Grambling State is simply better than Alcorn State.
That’s why the Tigers are going to win the SWAC championship and play in the Celebration Bowl against North Carolina A&T on Dec. 19. inside the soon-to-be defunct Georgia Dome.
The Braves will not repeat.
Instead of trying to play the role of football expert (I have at least three more credit hours to complete before earning that distinction) and present a bunch of numbers or worn cliches or keys that will decide the outcome of Saturday’s game in Houston, I’ll just get to the point.
I could tell you that Alcorn State might have a chance to win because Braves boast the No.1 defense in the SWAC. I could provide a graph or two about how Alcorn State led the SWAC in rushing this season behind the combination of quarterback Lenorris Footman and running Darryan Ragsdale. I could throw in some stat highlighting that Alcorn State’s defense had only given up seven touchdown passes during the regular season.
None of that matters.
I, like most who follow SWAC football, have watched the Tigers and Braves play a time or 10 when the games are on ESPN3.
After getting off to an 0-2 start with a defense that could not stop a junior high school offense, Grambling got seemingly better in all most every facet of the game to roll unbeaten through SWAC play.
Johnathan Williams, who started last season as the Tigers’ Cardale Jones before rising to stardom, was clearly the best player in the SWAC this season, completing 58.8 percent of his passes for 2,148 yards, 24 touchdowns and 13 interceptions.
With a player performing to the level that Williams has all season, especially at quarterback, he can (and for the most part has) mask any deficiencies plaguing the team. We saw this during several games this season, including the 35-34 win at Alcorn State on Oct.17. that brought tears of joy to the eyes of Broderick Fobbs.
Williams, who was recently named SWAC Offensive Player of the Year, is the reason the Tigers are 8-0 in conference play and will be holding up the trophy.
While Alcorn State has been good this season, they were not the 2014 Alcorn State good. The defense still performed at high level as mentioned previously, but the offense has been wildly inconsistent and reckless, losing 24 fumbles and doing just enough in the passing game to get by.
Oh, and neither John Gibbs Jr. — before he suffered an injury or his replacement Footman — can actually pull off that thing called the forward pass with much consistency. If Footman gets the bulk of the snaps against Grambling, Jay Hopson will be trying to win with a QB who only completes 40 percent of his passes.
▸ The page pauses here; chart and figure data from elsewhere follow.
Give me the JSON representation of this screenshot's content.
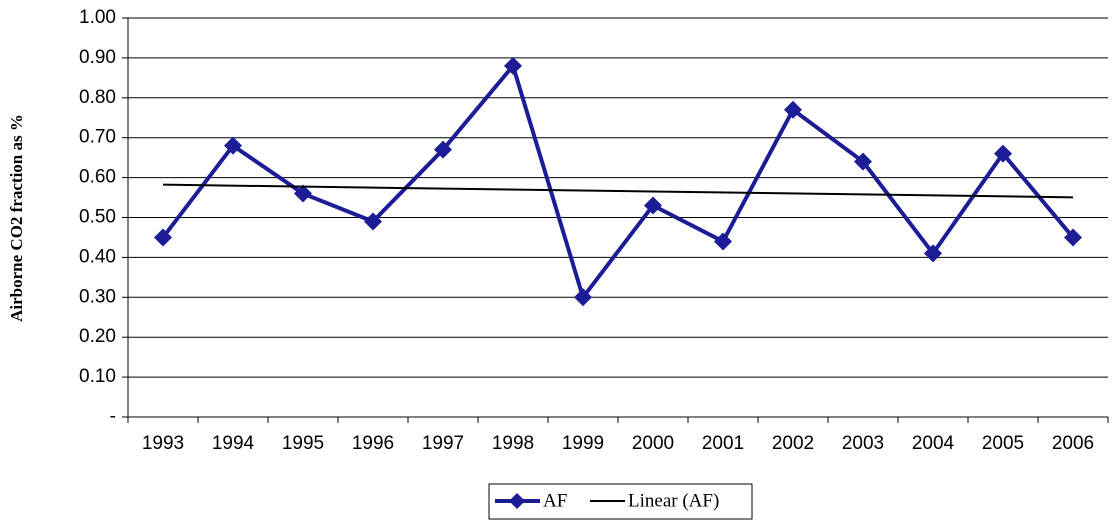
{
  "chart_data": {
    "type": "line",
    "y_label": "Airborne  CO2 fraction as %",
    "categories": [
      "1993",
      "1994",
      "1995",
      "1996",
      "1997",
      "1998",
      "1999",
      "2000",
      "2001",
      "2002",
      "2003",
      "2004",
      "2005",
      "2006"
    ],
    "series": [
      {
        "name": "AF",
        "color": "#1c1c96",
        "values": [
          0.45,
          0.68,
          0.56,
          0.49,
          0.67,
          0.88,
          0.3,
          0.53,
          0.44,
          0.77,
          0.64,
          0.41,
          0.66,
          0.45
        ]
      }
    ],
    "trendline": {
      "name": "Linear (AF)",
      "type": "linear",
      "color": "#000000"
    },
    "ylim": [
      0,
      1
    ],
    "yticks": [
      {
        "value": 0,
        "label": "-"
      },
      {
        "value": 0.1,
        "label": "0.10"
      },
      {
        "value": 0.2,
        "label": "0.20"
      },
      {
        "value": 0.3,
        "label": "0.30"
      },
      {
        "value": 0.4,
        "label": "0.40"
      },
      {
        "value": 0.5,
        "label": "0.50"
      },
      {
        "value": 0.6,
        "label": "0.60"
      },
      {
        "value": 0.7,
        "label": "0.70"
      },
      {
        "value": 0.8,
        "label": "0.80"
      },
      {
        "value": 0.9,
        "label": "0.90"
      },
      {
        "value": 1,
        "label": "1.00"
      }
    ],
    "grid": true,
    "legend": "bottom"
  }
}
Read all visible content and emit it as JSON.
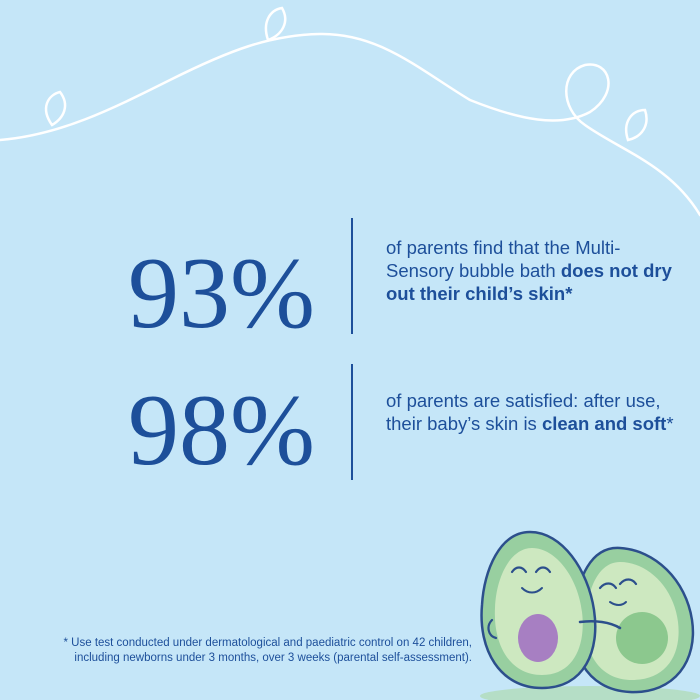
{
  "stats": [
    {
      "value": "93%",
      "text_plain": "of parents find that the Multi-Sensory bubble bath ",
      "text_bold": "does not dry out their child’s skin*",
      "text_suffix": ""
    },
    {
      "value": "98%",
      "text_plain": "of parents are satisfied: after use, their baby’s skin is ",
      "text_bold": "clean and soft",
      "text_suffix": "*"
    }
  ],
  "footnote": {
    "line1": "* Use test conducted under dermatological and paediatric control on 42 children,",
    "line2": "including newborns under 3 months, over 3 weeks (parental self-assessment)."
  },
  "colors": {
    "background": "#c5e6f8",
    "text": "#1d4f9a",
    "vine": "#ffffff",
    "avocado_skin": "#98cfa0",
    "avocado_flesh": "#cde8c0",
    "avocado_pit_purple": "#a77fc2",
    "avocado_pit_green": "#8cc88e"
  }
}
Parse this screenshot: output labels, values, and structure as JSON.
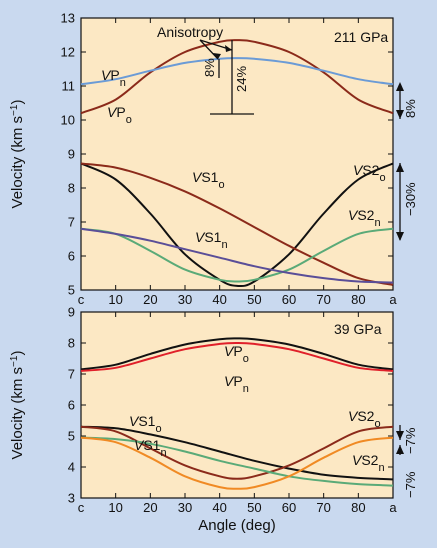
{
  "colors": {
    "figure_bg": "#c9d9ef",
    "plot_bg": "#fce8c4",
    "black": "#111111",
    "darkred": "#8b2a1a",
    "blue": "#6b9bd6",
    "green": "#5aaa78",
    "purple": "#5a4e98",
    "red": "#e0202a",
    "orange": "#f08a24"
  },
  "x_axis": {
    "label": "Angle (deg)",
    "ticks": [
      "c",
      "10",
      "20",
      "30",
      "40",
      "50",
      "60",
      "70",
      "80",
      "a"
    ],
    "tick_values": [
      0,
      10,
      20,
      30,
      40,
      50,
      60,
      70,
      80,
      90
    ]
  },
  "chart_data": [
    {
      "type": "line",
      "title": "211 GPa",
      "xlabel": "",
      "ylabel": "Velocity (km s⁻¹)",
      "xlim": [
        0,
        90
      ],
      "ylim": [
        5,
        13
      ],
      "yticks": [
        "5",
        "6",
        "7",
        "8",
        "9",
        "10",
        "11",
        "12",
        "13"
      ],
      "grid": false,
      "series": [
        {
          "name": "VPo",
          "color": "darkred",
          "x": [
            0,
            10,
            20,
            30,
            40,
            45,
            50,
            60,
            70,
            80,
            90
          ],
          "y": [
            10.2,
            10.6,
            11.4,
            12.0,
            12.3,
            12.35,
            12.3,
            12.0,
            11.4,
            10.6,
            10.2
          ]
        },
        {
          "name": "VPn",
          "color": "blue",
          "x": [
            0,
            10,
            20,
            30,
            40,
            45,
            50,
            60,
            70,
            80,
            90
          ],
          "y": [
            11.05,
            11.2,
            11.45,
            11.68,
            11.8,
            11.82,
            11.8,
            11.68,
            11.45,
            11.2,
            11.05
          ]
        },
        {
          "name": "VS2o",
          "color": "black",
          "x": [
            0,
            10,
            20,
            30,
            40,
            45,
            50,
            60,
            70,
            80,
            90
          ],
          "y": [
            8.72,
            8.25,
            7.25,
            6.05,
            5.3,
            5.12,
            5.25,
            6.05,
            7.25,
            8.25,
            8.72
          ]
        },
        {
          "name": "VS1o",
          "color": "darkred",
          "x": [
            0,
            10,
            20,
            30,
            40,
            50,
            60,
            70,
            80,
            90
          ],
          "y": [
            8.72,
            8.6,
            8.3,
            7.9,
            7.4,
            6.85,
            6.3,
            5.8,
            5.35,
            5.15
          ]
        },
        {
          "name": "VS2n",
          "color": "green",
          "x": [
            0,
            10,
            20,
            30,
            40,
            45,
            50,
            60,
            70,
            80,
            90
          ],
          "y": [
            6.8,
            6.65,
            6.15,
            5.6,
            5.3,
            5.25,
            5.3,
            5.6,
            6.15,
            6.65,
            6.8
          ]
        },
        {
          "name": "VS1n",
          "color": "purple",
          "x": [
            0,
            10,
            20,
            30,
            40,
            50,
            60,
            70,
            80,
            90
          ],
          "y": [
            6.8,
            6.65,
            6.45,
            6.2,
            5.95,
            5.7,
            5.5,
            5.35,
            5.25,
            5.22
          ]
        }
      ],
      "annotations": {
        "pressure": "211 GPa",
        "anisotropy": "Anisotropy",
        "pct_a": "8%",
        "pct_b": "24%",
        "right_top": "8%",
        "right_bottom": "−30%"
      }
    },
    {
      "type": "line",
      "title": "39 GPa",
      "xlabel": "Angle (deg)",
      "ylabel": "Velocity (km s⁻¹)",
      "xlim": [
        0,
        90
      ],
      "ylim": [
        3,
        9
      ],
      "yticks": [
        "3",
        "4",
        "5",
        "6",
        "7",
        "8",
        "9"
      ],
      "grid": false,
      "series": [
        {
          "name": "VPo",
          "color": "black",
          "x": [
            0,
            10,
            20,
            30,
            40,
            45,
            50,
            60,
            70,
            80,
            90
          ],
          "y": [
            7.15,
            7.3,
            7.65,
            7.95,
            8.12,
            8.15,
            8.12,
            7.95,
            7.65,
            7.3,
            7.15
          ]
        },
        {
          "name": "VPn",
          "color": "red",
          "x": [
            0,
            10,
            20,
            30,
            40,
            45,
            50,
            60,
            70,
            80,
            90
          ],
          "y": [
            7.1,
            7.2,
            7.5,
            7.8,
            7.97,
            8.0,
            7.97,
            7.8,
            7.5,
            7.2,
            7.1
          ]
        },
        {
          "name": "VS1o",
          "color": "black",
          "x": [
            0,
            10,
            20,
            30,
            40,
            50,
            60,
            70,
            80,
            90
          ],
          "y": [
            5.3,
            5.25,
            5.05,
            4.8,
            4.5,
            4.2,
            3.95,
            3.75,
            3.65,
            3.6
          ]
        },
        {
          "name": "VS2o",
          "color": "darkred",
          "x": [
            0,
            10,
            20,
            30,
            40,
            45,
            50,
            60,
            70,
            80,
            90
          ],
          "y": [
            5.3,
            5.15,
            4.6,
            4.05,
            3.7,
            3.62,
            3.7,
            4.05,
            4.6,
            5.15,
            5.3
          ]
        },
        {
          "name": "VS1n",
          "color": "green",
          "x": [
            0,
            10,
            20,
            30,
            40,
            50,
            60,
            70,
            80,
            90
          ],
          "y": [
            4.95,
            4.9,
            4.75,
            4.5,
            4.2,
            3.95,
            3.7,
            3.55,
            3.45,
            3.4
          ]
        },
        {
          "name": "VS2n",
          "color": "orange",
          "x": [
            0,
            10,
            20,
            30,
            40,
            45,
            50,
            60,
            70,
            80,
            90
          ],
          "y": [
            4.95,
            4.8,
            4.3,
            3.7,
            3.35,
            3.3,
            3.35,
            3.7,
            4.3,
            4.8,
            4.95
          ]
        }
      ],
      "annotations": {
        "pressure": "39 GPa",
        "right_top": "−7%",
        "right_bottom": "−7%"
      }
    }
  ],
  "labels": {
    "top": {
      "VPn": {
        "main": "V",
        "sub1": "P",
        "sub2": "n"
      },
      "VPo": {
        "main": "V",
        "sub1": "P",
        "sub2": "o"
      },
      "VS1o": {
        "main": "V",
        "sub1": "S1",
        "sub2": "o"
      },
      "VS2o": {
        "main": "V",
        "sub1": "S2",
        "sub2": "o"
      },
      "VS1n": {
        "main": "V",
        "sub1": "S1",
        "sub2": "n"
      },
      "VS2n": {
        "main": "V",
        "sub1": "S2",
        "sub2": "n"
      }
    },
    "bottom": {
      "VPo": {
        "main": "V",
        "sub1": "P",
        "sub2": "o"
      },
      "VPn": {
        "main": "V",
        "sub1": "P",
        "sub2": "n"
      },
      "VS1o": {
        "main": "V",
        "sub1": "S1",
        "sub2": "o"
      },
      "VS1n": {
        "main": "V",
        "sub1": "S1",
        "sub2": "n"
      },
      "VS2o": {
        "main": "V",
        "sub1": "S2",
        "sub2": "o"
      },
      "VS2n": {
        "main": "V",
        "sub1": "S2",
        "sub2": "n"
      }
    }
  }
}
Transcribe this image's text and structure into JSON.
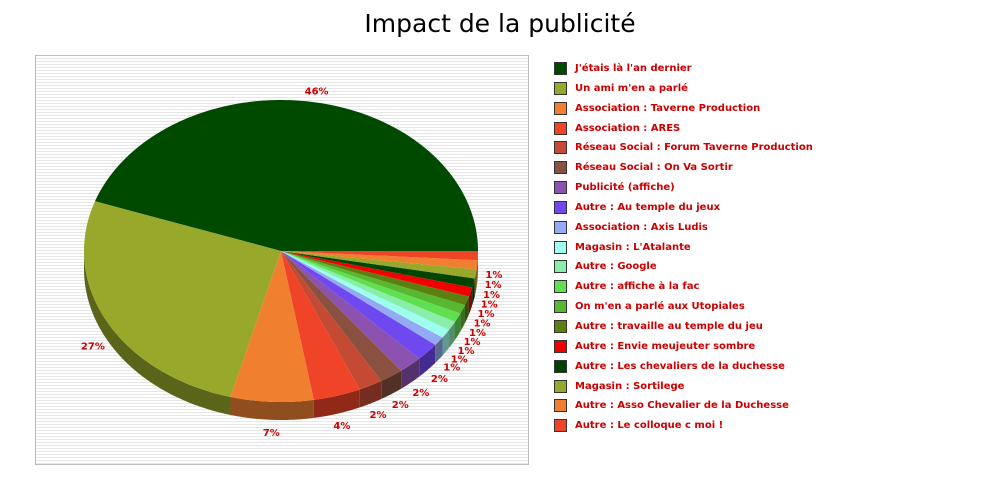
{
  "chart_data": {
    "type": "pie",
    "title": "Impact de la publicité",
    "legend_position": "right",
    "slices": [
      {
        "label": "J'étais là l'an dernier",
        "value": 46,
        "display": "46%",
        "color": "#004a00"
      },
      {
        "label": "Un ami m'en a parlé",
        "value": 27,
        "display": "27%",
        "color": "#98a82a"
      },
      {
        "label": "Association : Taverne Production",
        "value": 7,
        "display": "7%",
        "color": "#f08030"
      },
      {
        "label": "Association : ARES",
        "value": 4,
        "display": "4%",
        "color": "#f04428"
      },
      {
        "label": "Réseau Social : Forum Taverne Production",
        "value": 2,
        "display": "2%",
        "color": "#c44a34"
      },
      {
        "label": "Réseau Social : On Va Sortir",
        "value": 2,
        "display": "2%",
        "color": "#8a5040"
      },
      {
        "label": "Publicité (affiche)",
        "value": 2,
        "display": "2%",
        "color": "#8c52b0"
      },
      {
        "label": "Autre : Au temple du jeux",
        "value": 2,
        "display": "2%",
        "color": "#7048f0"
      },
      {
        "label": "Association : Axis Ludis",
        "value": 1,
        "display": "1%",
        "color": "#94aaf4"
      },
      {
        "label": "Magasin : L'Atalante",
        "value": 1,
        "display": "1%",
        "color": "#9effee"
      },
      {
        "label": "Autre : Google",
        "value": 1,
        "display": "1%",
        "color": "#88eeaa"
      },
      {
        "label": "Autre : affiche à la fac",
        "value": 1,
        "display": "1%",
        "color": "#60e050"
      },
      {
        "label": "On m'en a parlé aux Utopiales",
        "value": 1,
        "display": "1%",
        "color": "#58b830"
      },
      {
        "label": "Autre : travaille au temple du jeu",
        "value": 1,
        "display": "1%",
        "color": "#5c8010"
      },
      {
        "label": "Autre : Envie meujeuter sombre",
        "value": 1,
        "display": "1%",
        "color": "#f00000"
      },
      {
        "label": "Autre : Les chevaliers de la duchesse",
        "value": 1,
        "display": "1%",
        "color": "#004400"
      },
      {
        "label": "Magasin : Sortilege",
        "value": 1,
        "display": "1%",
        "color": "#98a82a"
      },
      {
        "label": "Autre : Asso Chevalier de la Duchesse",
        "value": 1,
        "display": "1%",
        "color": "#f08030"
      },
      {
        "label": "Autre : Le colloque c moi !",
        "value": 1,
        "display": "1%",
        "color": "#f04428"
      }
    ]
  }
}
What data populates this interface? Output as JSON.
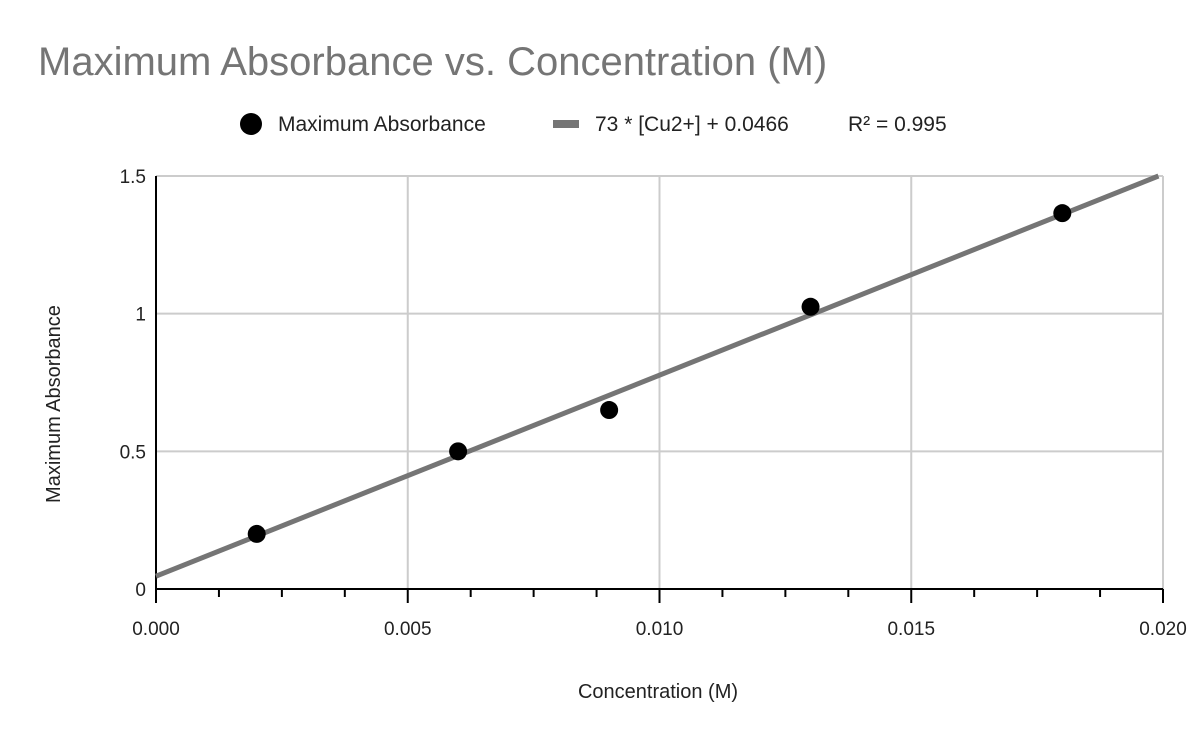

FORTY. PERCENT.
That’s what we call a bad matchup in around the way, especially with his opposite number being able to stress defenses with his arm and legs.
This is the point of the column where we get to the coaches. Hopson vs. Fobbs.
Both men have taken their respective programs from worst to the apex of the conference amid unforeseen challenges. For Hopson, it was not being able to recruit that first year.
For Fobbs, it was coming into a situation where their was a lack of sufficient athletic training facilities, post-workout nutrition, and more importantly football players.
But ya’ll already knew that. There were press conferences and ESPN special reports to confirm it.
Enter into awkward transition
Having gone through a championship run just a year ago gives Hopson what would appear to be an edge in experience. That counts for something, I suppose. But that didn’t matter much at all in 2014 when Hopson was the rook matching coach-y decisions on the sidelines with Southern’s Dawson Odums.
In the end, Fobbs has something Hopson doesn’t.
Fobbs is “G.” He said so himself.
He represents the “G.”
Eddie Robinson’s middle name starts with a “G.”
All of the helmets Grambling wear feature the familiar “G.”
The “G” has mystical powers that helps Grambling wins football games. That will be the case Saturday.